Burn Hollywood Burn. [Alan Smithee, 1998.]
Joe Eszterhaz seeks revenge against the studio system, presumably for such deadly insults as paying him three million dollars a screenplay for bullshit like
Basic Instinct and
Showgirls. The usual conspiracy of manipulative producers, venal agents, and bimbos for hire thwarts the heroic efforts of a talented but naive director [Eric Idle] to render palatable an abominable action picture starring Stallone, Whoopi Goldberg, and Jackie Chan; driven finally to a breakdown, he burns the negative in protest and is committed to an asylum. Naturally this deranged gesture catapults him to celebrity, forcing the same people who drove him out of his mind to hire him back and give him Final Cut. When youve found the moral in this, pray let me know; I confess myself baffled.
Mister Nice Guy. [Sammo Hung, 1997.]
Jackie Chan as, well, Jackie Chan, chased all over Sydney by a drug baron and his minions before he turns the tables in the final shootout; as if the plot had anything to do with it. Wonderfully entertaining. Directed by Jackies fellow master of Hong Kong slapstick, Sammo Hung.
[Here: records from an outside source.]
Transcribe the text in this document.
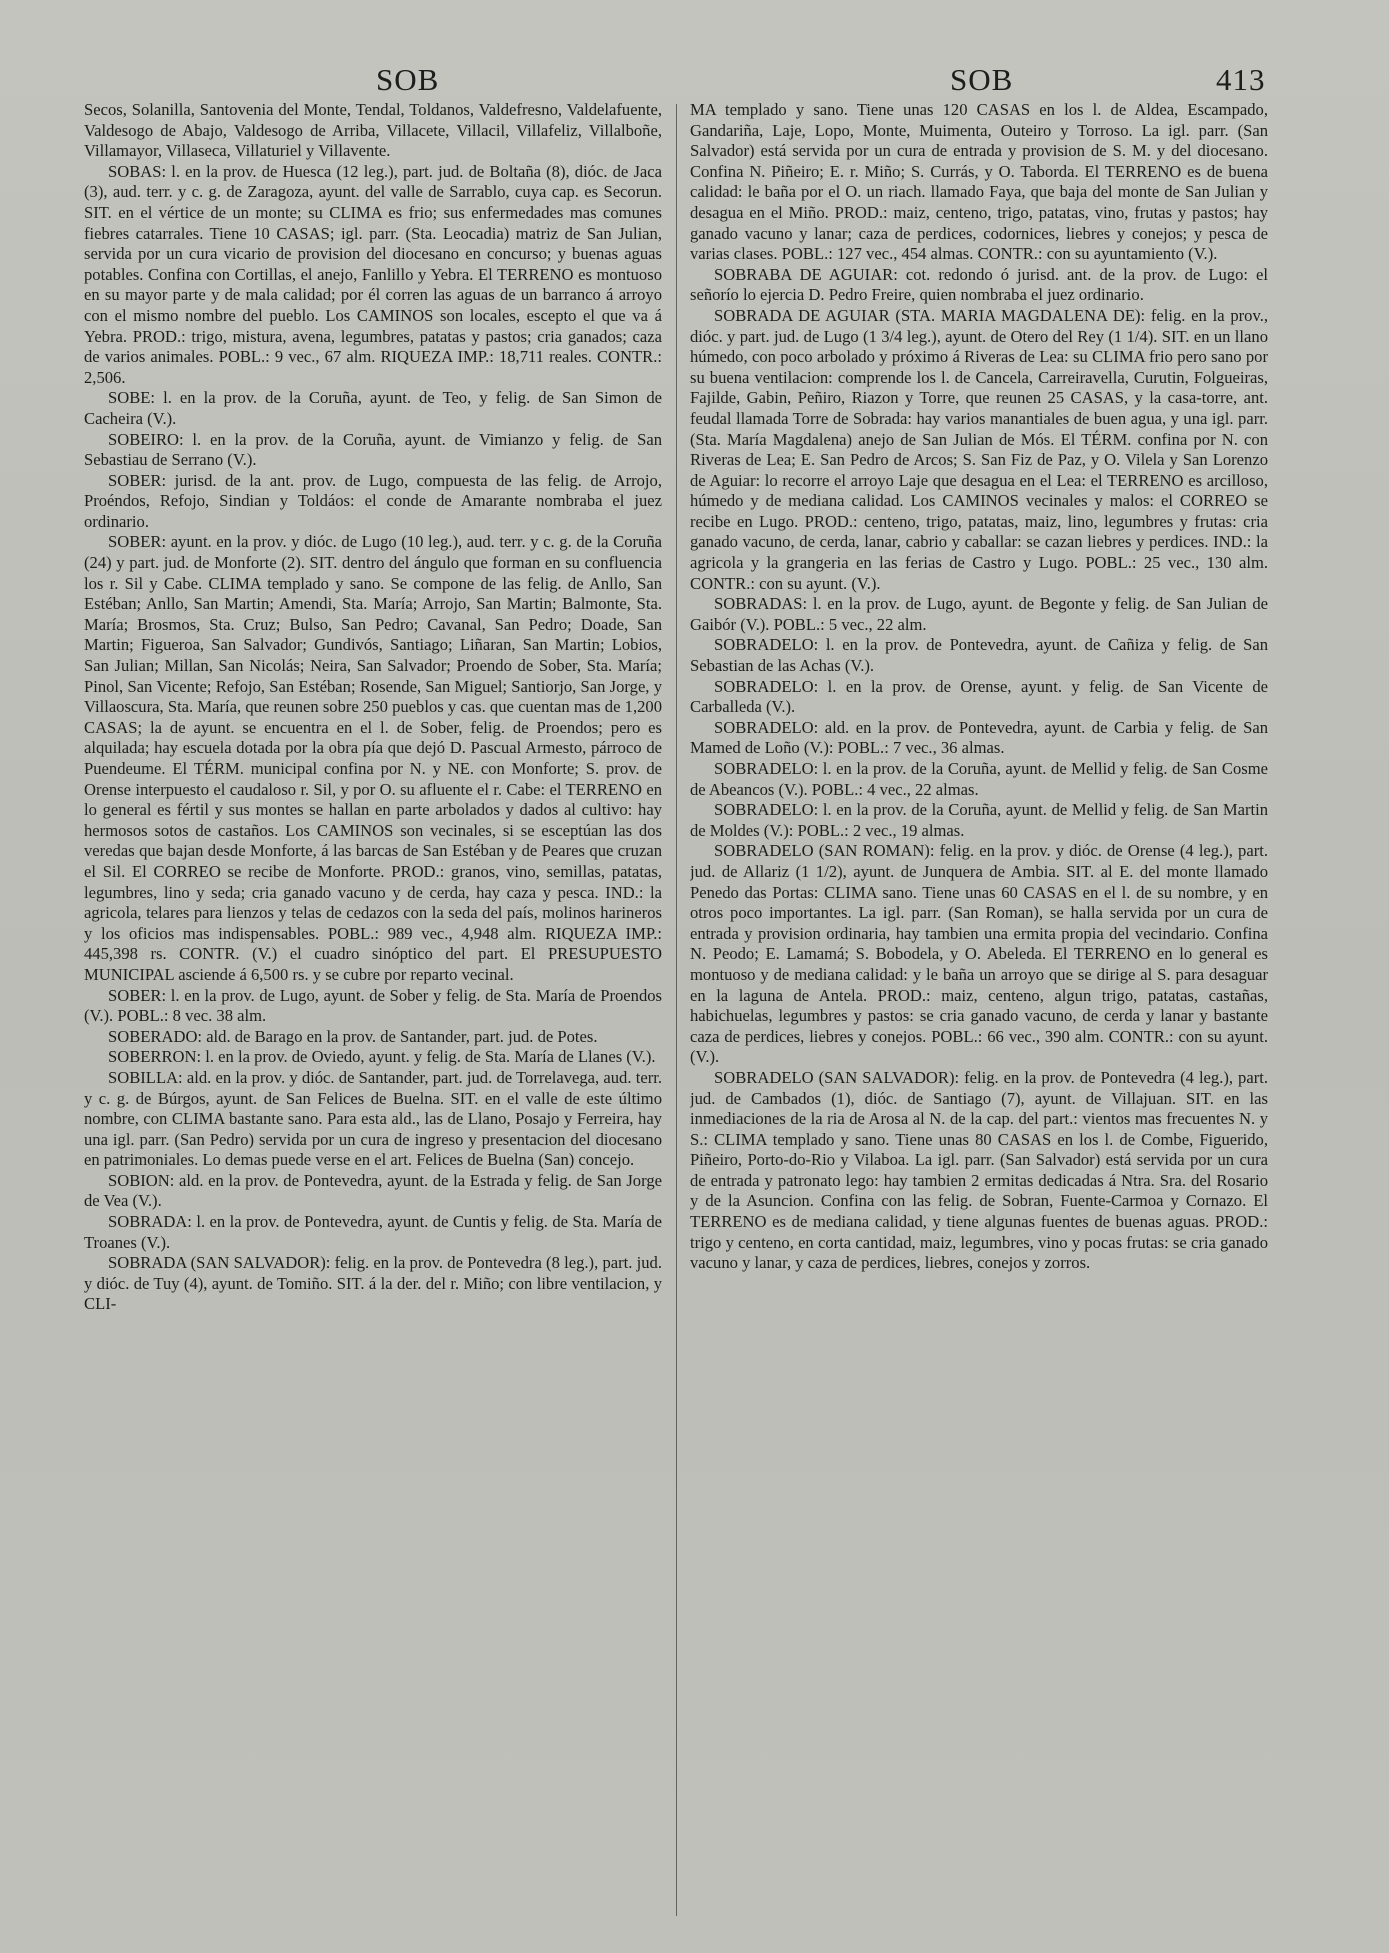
SOB	SOB	413

Secos, Solanilla, Santovenia del Monte, Tendal, Toldanos, Valdefresno, Valdelafuente, Valdesogo de Abajo, Valdesogo de Arriba, Villacete, Villacil, Villafeliz, Villalboñe, Villamayor, Villaseca, Villaturiel y Villavente.

SOBAS: l. en la prov. de Huesca (12 leg.), part. jud. de Boltaña (8), dióc. de Jaca (3), aud. terr. y c. g. de Zaragoza, ayunt. del valle de Sarrablo, cuya cap. es Secorun. SIT. en el vértice de un monte; su CLIMA es frio; sus enfermedades mas comunes fiebres catarrales. Tiene 10 CASAS; igl. parr. (Sta. Leocadia) matriz de San Julian, servida por un cura vicario de provision del diocesano en concurso; y buenas aguas potables. Confina con Cortillas, el anejo, Fanlillo y Yebra. El TERRENO es montuoso en su mayor parte y de mala calidad; por él corren las aguas de un barranco á arroyo con el mismo nombre del pueblo. Los CAMINOS son locales, escepto el que va á Yebra. PROD.: trigo, mistura, avena, legumbres, patatas y pastos; cria ganados; caza de varios animales. POBL.: 9 vec., 67 alm. RIQUEZA IMP.: 18,711 reales. CONTR.: 2,506.

SOBE: l. en la prov. de la Coruña, ayunt. de Teo, y felig. de San Simon de Cacheira (V.).

SOBEIRO: l. en la prov. de la Coruña, ayunt. de Vimianzo y felig. de San Sebastiau de Serrano (V.).

SOBER: jurisd. de la ant. prov. de Lugo, compuesta de las felig. de Arrojo, Proéndos, Refojo, Sindian y Toldáos: el conde de Amarante nombraba el juez ordinario.

SOBER: ayunt. en la prov. y dióc. de Lugo (10 leg.), aud. terr. y c. g. de la Coruña (24) y part. jud. de Monforte (2). SIT. dentro del ángulo que forman en su confluencia los r. Sil y Cabe. CLIMA templado y sano. Se compone de las felig. de Anllo, San Estéban; Anllo, San Martin; Amendi, Sta. María; Arrojo, San Martin; Balmonte, Sta. María; Brosmos, Sta. Cruz; Bulso, San Pedro; Cavanal, San Pedro; Doade, San Martin; Figueroa, San Salvador; Gundivós, Santiago; Liñaran, San Martin; Lobios, San Julian; Millan, San Nicolás; Neira, San Salvador; Proendo de Sober, Sta. María; Pinol, San Vicente; Refojo, San Estéban; Rosende, San Miguel; Santiorjo, San Jorge, y Villaoscura, Sta. María, que reunen sobre 250 pueblos y cas. que cuentan mas de 1,200 CASAS; la de ayunt. se encuentra en el l. de Sober, felig. de Proendos; pero es alquilada; hay escuela dotada por la obra pía que dejó D. Pascual Armesto, párroco de Puendeume. El TÉRM. municipal confina por N. y NE. con Monforte; S. prov. de Orense interpuesto el caudaloso r. Sil, y por O. su afluente el r. Cabe: el TERRENO en lo general es fértil y sus montes se hallan en parte arbolados y dados al cultivo: hay hermosos sotos de castaños. Los CAMINOS son vecinales, si se esceptúan las dos veredas que bajan desde Monforte, á las barcas de San Estéban y de Peares que cruzan el Sil. El CORREO se recibe de Monforte. PROD.: granos, vino, semillas, patatas, legumbres, lino y seda; cria ganado vacuno y de cerda, hay caza y pesca. IND.: la agricola, telares para lienzos y telas de cedazos con la seda del país, molinos harineros y los oficios mas indispensables. POBL.: 989 vec., 4,948 alm. RIQUEZA IMP.: 445,398 rs. CONTR. (V.) el cuadro sinóptico del part. El PRESUPUESTO MUNICIPAL asciende á 6,500 rs. y se cubre por reparto vecinal.

SOBER: l. en la prov. de Lugo, ayunt. de Sober y felig. de Sta. María de Proendos (V.). POBL.: 8 vec. 38 alm.

SOBERADO: ald. de Barago en la prov. de Santander, part. jud. de Potes.

SOBERRON: l. en la prov. de Oviedo, ayunt. y felig. de Sta. María de Llanes (V.).

SOBILLA: ald. en la prov. y dióc. de Santander, part. jud. de Torrelavega, aud. terr. y c. g. de Búrgos, ayunt. de San Felices de Buelna. SIT. en el valle de este último nombre, con CLIMA bastante sano. Para esta ald., las de Llano, Posajo y Ferreira, hay una igl. parr. (San Pedro) servida por un cura de ingreso y presentacion del diocesano en patrimoniales. Lo demas puede verse en el art. Felices de Buelna (San) concejo.

SOBION: ald. en la prov. de Pontevedra, ayunt. de la Estrada y felig. de San Jorge de Vea (V.).

SOBRADA: l. en la prov. de Pontevedra, ayunt. de Cuntis y felig. de Sta. María de Troanes (V.).

SOBRADA (SAN SALVADOR): felig. en la prov. de Pontevedra (8 leg.), part. jud. y dióc. de Tuy (4), ayunt. de Tomiño. SIT. á la der. del r. Miño; con libre ventilacion, y CLI-

MA templado y sano. Tiene unas 120 CASAS en los l. de Aldea, Escampado, Gandariña, Laje, Lopo, Monte, Muimenta, Outeiro y Torroso. La igl. parr. (San Salvador) está servida por un cura de entrada y provision de S. M. y del diocesano. Confina N. Piñeiro; E. r. Miño; S. Currás, y O. Taborda. El TERRENO es de buena calidad: le baña por el O. un riach. llamado Faya, que baja del monte de San Julian y desagua en el Miño. PROD.: maiz, centeno, trigo, patatas, vino, frutas y pastos; hay ganado vacuno y lanar; caza de perdices, codornices, liebres y conejos; y pesca de varias clases. POBL.: 127 vec., 454 almas. CONTR.: con su ayuntamiento (V.).

SOBRABA DE AGUIAR: cot. redondo ó jurisd. ant. de la prov. de Lugo: el señorío lo ejercia D. Pedro Freire, quien nombraba el juez ordinario.

SOBRADA DE AGUIAR (STA. MARIA MAGDALENA DE): felig. en la prov., dióc. y part. jud. de Lugo (1 3/4 leg.), ayunt. de Otero del Rey (1 1/4). SIT. en un llano húmedo, con poco arbolado y próximo á Riveras de Lea: su CLIMA frio pero sano por su buena ventilacion: comprende los l. de Cancela, Carreiravella, Curutin, Folgueiras, Fajilde, Gabin, Peñiro, Riazon y Torre, que reunen 25 CASAS, y la casa-torre, ant. feudal llamada Torre de Sobrada: hay varios manantiales de buen agua, y una igl. parr. (Sta. María Magdalena) anejo de San Julian de Mós. El TÉRM. confina por N. con Riveras de Lea; E. San Pedro de Arcos; S. San Fiz de Paz, y O. Vilela y San Lorenzo de Aguiar: lo recorre el arroyo Laje que desagua en el Lea: el TERRENO es arcilloso, húmedo y de mediana calidad. Los CAMINOS vecinales y malos: el CORREO se recibe en Lugo. PROD.: centeno, trigo, patatas, maiz, lino, legumbres y frutas: cria ganado vacuno, de cerda, lanar, cabrio y caballar: se cazan liebres y perdices. IND.: la agricola y la grangeria en las ferias de Castro y Lugo. POBL.: 25 vec., 130 alm. CONTR.: con su ayunt. (V.).

SOBRADAS: l. en la prov. de Lugo, ayunt. de Begonte y felig. de San Julian de Gaibór (V.). POBL.: 5 vec., 22 alm.

SOBRADELO: l. en la prov. de Pontevedra, ayunt. de Cañiza y felig. de San Sebastian de las Achas (V.).

SOBRADELO: l. en la prov. de Orense, ayunt. y felig. de San Vicente de Carballeda (V.).

SOBRADELO: ald. en la prov. de Pontevedra, ayunt. de Carbia y felig. de San Mamed de Loño (V.): POBL.: 7 vec., 36 almas.

SOBRADELO: l. en la prov. de la Coruña, ayunt. de Mellid y felig. de San Cosme de Abeancos (V.). POBL.: 4 vec., 22 almas.

SOBRADELO: l. en la prov. de la Coruña, ayunt. de Mellid y felig. de San Martin de Moldes (V.): POBL.: 2 vec., 19 almas.

SOBRADELO (SAN ROMAN): felig. en la prov. y dióc. de Orense (4 leg.), part. jud. de Allariz (1 1/2), ayunt. de Junquera de Ambia. SIT. al E. del monte llamado Penedo das Portas: CLIMA sano. Tiene unas 60 CASAS en el l. de su nombre, y en otros poco importantes. La igl. parr. (San Roman), se halla servida por un cura de entrada y provision ordinaria, hay tambien una ermita propia del vecindario. Confina N. Peodo; E. Lamamá; S. Bobodela, y O. Abeleda. El TERRENO en lo general es montuoso y de mediana calidad: y le baña un arroyo que se dirige al S. para desaguar en la laguna de Antela. PROD.: maiz, centeno, algun trigo, patatas, castañas, habichuelas, legumbres y pastos: se cria ganado vacuno, de cerda y lanar y bastante caza de perdices, liebres y conejos. POBL.: 66 vec., 390 alm. CONTR.: con su ayunt. (V.).

SOBRADELO (SAN SALVADOR): felig. en la prov. de Pontevedra (4 leg.), part. jud. de Cambados (1), dióc. de Santiago (7), ayunt. de Villajuan. SIT. en las inmediaciones de la ria de Arosa al N. de la cap. del part.: vientos mas frecuentes N. y S.: CLIMA templado y sano. Tiene unas 80 CASAS en los l. de Combe, Figuerido, Piñeiro, Porto-do-Rio y Vilaboa. La igl. parr. (San Salvador) está servida por un cura de entrada y patronato lego: hay tambien 2 ermitas dedicadas á Ntra. Sra. del Rosario y de la Asuncion. Confina con las felig. de Sobran, Fuente-Carmoa y Cornazo. El TERRENO es de mediana calidad, y tiene algunas fuentes de buenas aguas. PROD.: trigo y centeno, en corta cantidad, maiz, legumbres, vino y pocas frutas: se cria ganado vacuno y lanar, y caza de perdices, liebres, conejos y zorros.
LEnfer. [Claude Chabrol, 1994]
Labored study of a hotelkeeper consumed by unfounded jealousy over the behavior of his young and beautiful wife: Othello without Iago, as it were. Thus begging unfavorable comparison to the classic teenage gang exploitation drama
The Switchblade Sisters [on laserdisc with commentary by Quentin Tarantino]. Of course, that didnt have Emmanuelle Beart. And neither do I, as I think on it. I knew something was missing here.